When your agent makes appointments with potential buyers ask them for the “buyers position “so you are aware if they have a property to sell, where they are in their property chain and their financial position – your agent should have this information from their vetting procedure.
Negotiating a Fee with Estate Agents
According to the National Federation of Property Professionals (NFPP), the average fee for an estate agent is 1.5 per cent, with costs in the South East considerably more. Yet, across the country, fees vary and there’s no real guarantee of what you can expect to pay in any region or transaction before asking. The market isn’t the only agent dictating cost here.

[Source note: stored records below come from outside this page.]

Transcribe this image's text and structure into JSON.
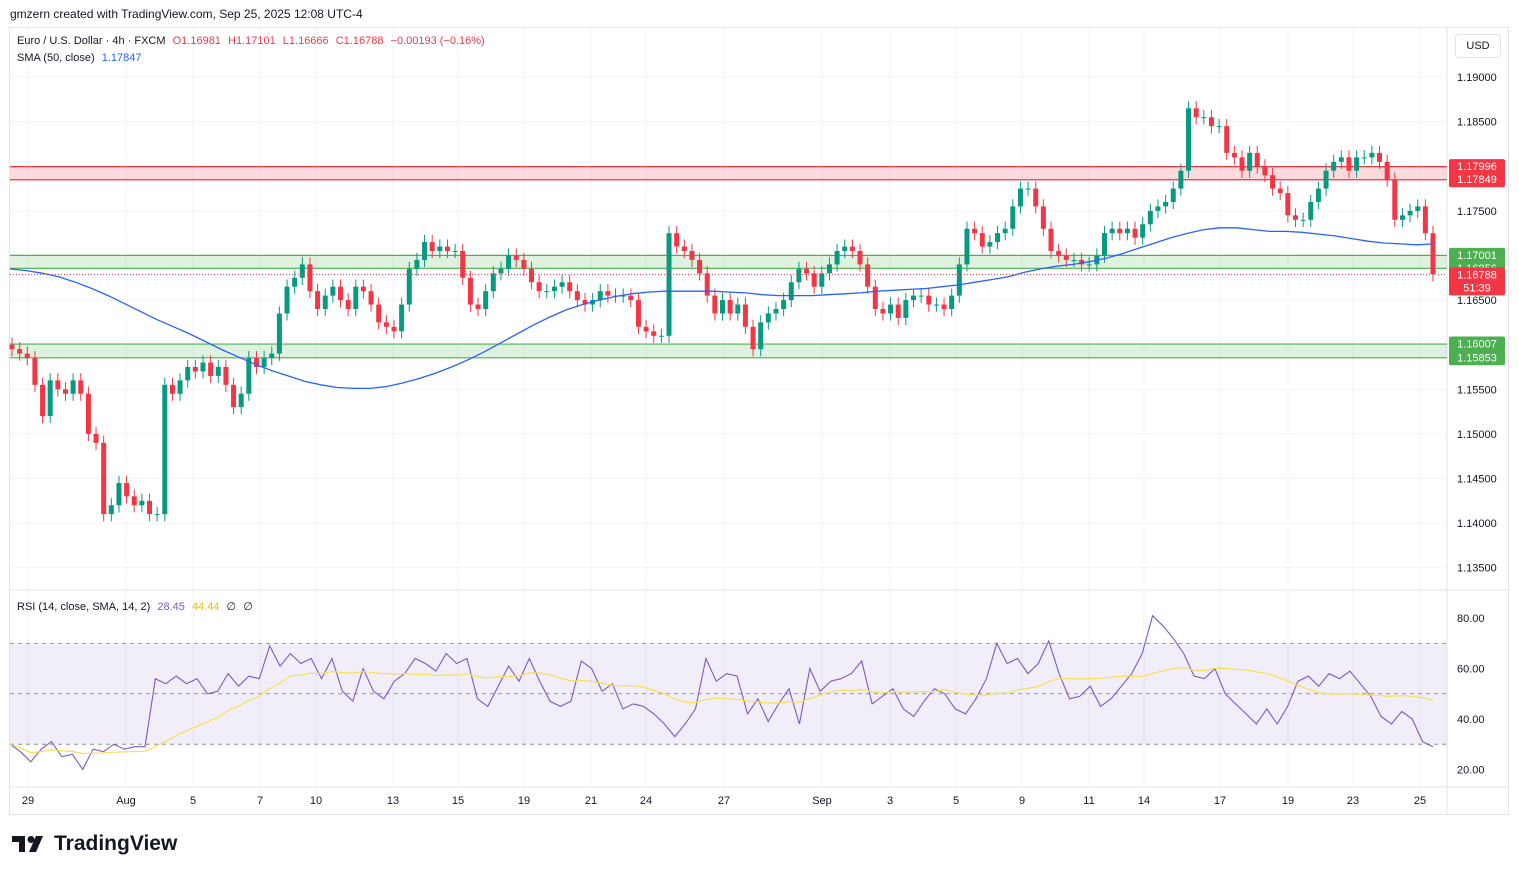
{
  "header": {
    "credit": "gmzern created with TradingView.com, Sep 25, 2025 12:08 UTC-4"
  },
  "legend": {
    "symbol": "Euro / U.S. Dollar · 4h · FXCM",
    "open": "O1.16981",
    "high": "H1.17101",
    "low": "L1.16666",
    "close": "C1.16788",
    "change": "−0.00193 (−0.16%)",
    "sma_label": "SMA (50, close)",
    "sma_value": "1.17847",
    "rsi_label": "RSI (14, close, SMA, 14, 2)",
    "rsi_value": "28.45",
    "rsi_sma_value": "44.44",
    "rsi_extra1": "∅",
    "rsi_extra2": "∅"
  },
  "currency_button": "USD",
  "footer": {
    "brand": "TradingView"
  },
  "colors": {
    "up": "#089981",
    "down": "#f23645",
    "sma": "#2962ff",
    "rsi": "#7e57c2",
    "rsi_sma": "#f5e050",
    "resistance": "#f23645",
    "support": "#4caf50"
  },
  "chart_data": {
    "type": "candlestick",
    "title": "Euro / U.S. Dollar · 4h · FXCM",
    "price_axis": {
      "range": [
        1.1325,
        1.1955
      ],
      "ticks": [
        "1.19000",
        "1.18500",
        "1.17500",
        "1.16500",
        "1.15500",
        "1.15000",
        "1.14500",
        "1.14000",
        "1.13500"
      ]
    },
    "x_ticks": [
      "29",
      "Aug",
      "5",
      "7",
      "10",
      "13",
      "15",
      "19",
      "21",
      "24",
      "27",
      "Sep",
      "3",
      "5",
      "9",
      "11",
      "14",
      "17",
      "19",
      "23",
      "25"
    ],
    "price_labels": [
      {
        "text": "1.17996",
        "value": 1.17996,
        "kind": "resistance"
      },
      {
        "text": "1.17849",
        "value": 1.17849,
        "kind": "resistance"
      },
      {
        "text": "1.17001",
        "value": 1.17001,
        "kind": "support"
      },
      {
        "text": "1.16856",
        "value": 1.16856,
        "kind": "support"
      },
      {
        "text": "1.16788",
        "value": 1.16788,
        "kind": "last",
        "countdown": "51:39"
      },
      {
        "text": "1.16007",
        "value": 1.16007,
        "kind": "support"
      },
      {
        "text": "1.15853",
        "value": 1.15853,
        "kind": "support"
      }
    ],
    "zones": [
      {
        "from": 1.17849,
        "to": 1.17996,
        "kind": "resistance"
      },
      {
        "from": 1.16856,
        "to": 1.17001,
        "kind": "support"
      },
      {
        "from": 1.15853,
        "to": 1.16007,
        "kind": "support"
      }
    ],
    "close_path": [
      1.1595,
      1.159,
      1.1585,
      1.1555,
      1.152,
      1.156,
      1.155,
      1.1545,
      1.156,
      1.1545,
      1.15,
      1.149,
      1.141,
      1.142,
      1.1445,
      1.143,
      1.142,
      1.1425,
      1.141,
      1.141,
      1.1555,
      1.1545,
      1.156,
      1.1575,
      1.157,
      1.158,
      1.1565,
      1.1575,
      1.1555,
      1.153,
      1.1545,
      1.1585,
      1.1575,
      1.1585,
      1.159,
      1.1635,
      1.1665,
      1.1675,
      1.169,
      1.166,
      1.164,
      1.1655,
      1.1665,
      1.165,
      1.164,
      1.1665,
      1.166,
      1.1645,
      1.1625,
      1.162,
      1.1615,
      1.1645,
      1.1685,
      1.1695,
      1.1715,
      1.1705,
      1.171,
      1.1705,
      1.1705,
      1.1675,
      1.1645,
      1.164,
      1.166,
      1.168,
      1.1685,
      1.17,
      1.1695,
      1.1685,
      1.167,
      1.166,
      1.166,
      1.1665,
      1.167,
      1.166,
      1.165,
      1.1645,
      1.165,
      1.166,
      1.1655,
      1.1655,
      1.1655,
      1.165,
      1.162,
      1.1615,
      1.161,
      1.161,
      1.1725,
      1.171,
      1.1705,
      1.1695,
      1.168,
      1.1655,
      1.1635,
      1.165,
      1.1635,
      1.1645,
      1.162,
      1.1595,
      1.1625,
      1.1635,
      1.164,
      1.165,
      1.167,
      1.1685,
      1.168,
      1.1665,
      1.168,
      1.169,
      1.1705,
      1.171,
      1.1705,
      1.169,
      1.1665,
      1.164,
      1.1635,
      1.1645,
      1.163,
      1.165,
      1.1655,
      1.1655,
      1.1645,
      1.1645,
      1.164,
      1.1655,
      1.169,
      1.173,
      1.1725,
      1.171,
      1.1715,
      1.1725,
      1.173,
      1.1755,
      1.1775,
      1.1775,
      1.1755,
      1.173,
      1.1705,
      1.17,
      1.1695,
      1.1695,
      1.169,
      1.169,
      1.17,
      1.1725,
      1.173,
      1.1725,
      1.173,
      1.172,
      1.1735,
      1.175,
      1.1755,
      1.176,
      1.1775,
      1.1795,
      1.1865,
      1.1855,
      1.1855,
      1.1845,
      1.1845,
      1.1815,
      1.181,
      1.1795,
      1.1815,
      1.18,
      1.179,
      1.1775,
      1.177,
      1.1745,
      1.174,
      1.174,
      1.176,
      1.1775,
      1.1795,
      1.1805,
      1.181,
      1.1795,
      1.181,
      1.181,
      1.1815,
      1.1805,
      1.1785,
      1.174,
      1.1745,
      1.175,
      1.1755,
      1.1725,
      1.1679
    ],
    "sma_path": [
      1.1685,
      1.1683,
      1.168,
      1.1676,
      1.167,
      1.1663,
      1.1655,
      1.1646,
      1.1637,
      1.1628,
      1.162,
      1.1612,
      1.1603,
      1.1594,
      1.1586,
      1.1578,
      1.1571,
      1.1565,
      1.1559,
      1.1555,
      1.1552,
      1.1551,
      1.1551,
      1.1553,
      1.1557,
      1.1562,
      1.1568,
      1.1575,
      1.1583,
      1.1592,
      1.1602,
      1.1612,
      1.1622,
      1.1631,
      1.1639,
      1.1645,
      1.165,
      1.1654,
      1.1657,
      1.1659,
      1.166,
      1.166,
      1.166,
      1.166,
      1.1659,
      1.1658,
      1.1656,
      1.1655,
      1.1655,
      1.1655,
      1.1656,
      1.1657,
      1.1658,
      1.166,
      1.1661,
      1.1662,
      1.1663,
      1.1665,
      1.1667,
      1.167,
      1.1673,
      1.1676,
      1.1681,
      1.1685,
      1.1688,
      1.169,
      1.1693,
      1.1697,
      1.1702,
      1.1708,
      1.1714,
      1.172,
      1.1725,
      1.1729,
      1.1731,
      1.1731,
      1.1729,
      1.1727,
      1.1727,
      1.1726,
      1.1724,
      1.1722,
      1.1719,
      1.1716,
      1.1714,
      1.1713,
      1.1712,
      1.1713
    ],
    "rsi": {
      "ylim": [
        13,
        90
      ],
      "ticks": [
        "80.00",
        "60.00",
        "40.00",
        "20.00"
      ],
      "bands": {
        "upper": 70,
        "middle": 50,
        "lower": 30
      },
      "rsi_path": [
        30,
        27,
        23,
        28,
        31,
        25,
        26,
        20,
        28,
        27,
        30,
        28,
        29,
        29,
        56,
        54,
        57,
        54,
        56,
        50,
        51,
        58,
        53,
        57,
        56,
        69,
        61,
        66,
        62,
        64,
        56,
        64,
        51,
        47,
        60,
        51,
        48,
        55,
        58,
        64,
        62,
        59,
        66,
        62,
        64,
        48,
        45,
        53,
        61,
        55,
        64,
        55,
        47,
        45,
        47,
        63,
        60,
        51,
        54,
        44,
        46,
        45,
        42,
        38,
        33,
        38,
        44,
        64,
        55,
        58,
        57,
        42,
        48,
        39,
        46,
        52,
        38,
        60,
        51,
        55,
        56,
        58,
        63,
        46,
        49,
        52,
        44,
        41,
        47,
        52,
        50,
        44,
        42,
        48,
        56,
        70,
        62,
        64,
        58,
        62,
        71,
        58,
        48,
        49,
        53,
        45,
        48,
        53,
        58,
        66,
        81,
        77,
        72,
        66,
        57,
        56,
        60,
        50,
        46,
        42,
        38,
        44,
        38,
        45,
        55,
        57,
        53,
        58,
        56,
        59,
        54,
        49,
        41,
        38,
        43,
        40,
        31,
        29
      ]
    }
  }
}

Fees can often fluctuate by thousands of pounds in very competitive transactions.
There are generally four drivers in fees: the type of contract entered into, the will of the agent, the amount of competition, and the geographic region of sale.
The majority of estate agents pledge never to exceed 2.5% in fees but this is a commitment rarely adhered to even with properties under £600,000.
Once the agent has outlined their offer and you’ve demonstrated you’re not ignorant of the market knowledge involved, you’re ready to set about writing a contract.
The vast majority of estate agents ask for a minimum of six months of exclusive representation, but this is defined nowhere in law – aim to get this period down as much as possible. Agents may stipulate that six months is a conventional practice as if it’s mandatory but you’re entitled to haggle for a shorter contract and there’s no advantage in being unnecessarily contracted to any service.
A good technique is to offer 1.5 per cent but offers a higher fee if the agent manages to achieve a sale above the asking price. You’re free to decide how much in excess of the guide price earns the agent higher payment, but keep it competitive – don’t forget the end result: finding a buyer. Splitting hairs on decimal points will hinder progress. Adopting a fair but attractive stance for what’s on offer is a greater incentive in getting a property sold.
Watch out for estate agents pitching a ridiculously high sale price, the seller will only have to pay a higher commission following the transaction even if the price is reduced significantly in the process.
Never approach just one estate agent – go to two or three in the local area and get a good idea of fluctuations in fees. Find the devil in the detail and pick the agent who gives you a fair price for a deal that covers only what you need.
Never agree to any para-legal, brokering, or surveying advice offered by your estate agent – it’s like being asked to buy an expensive shoe-maintenance cream for the pair of boots you just bought in a shop. Do your homework and compare the services offered to those in the marketplace. Agents want you to use the services they recommend as generally they will receive a fee from the service provider for recommending you.
Always remember that there is no fixed price other than the fee on which you both agree.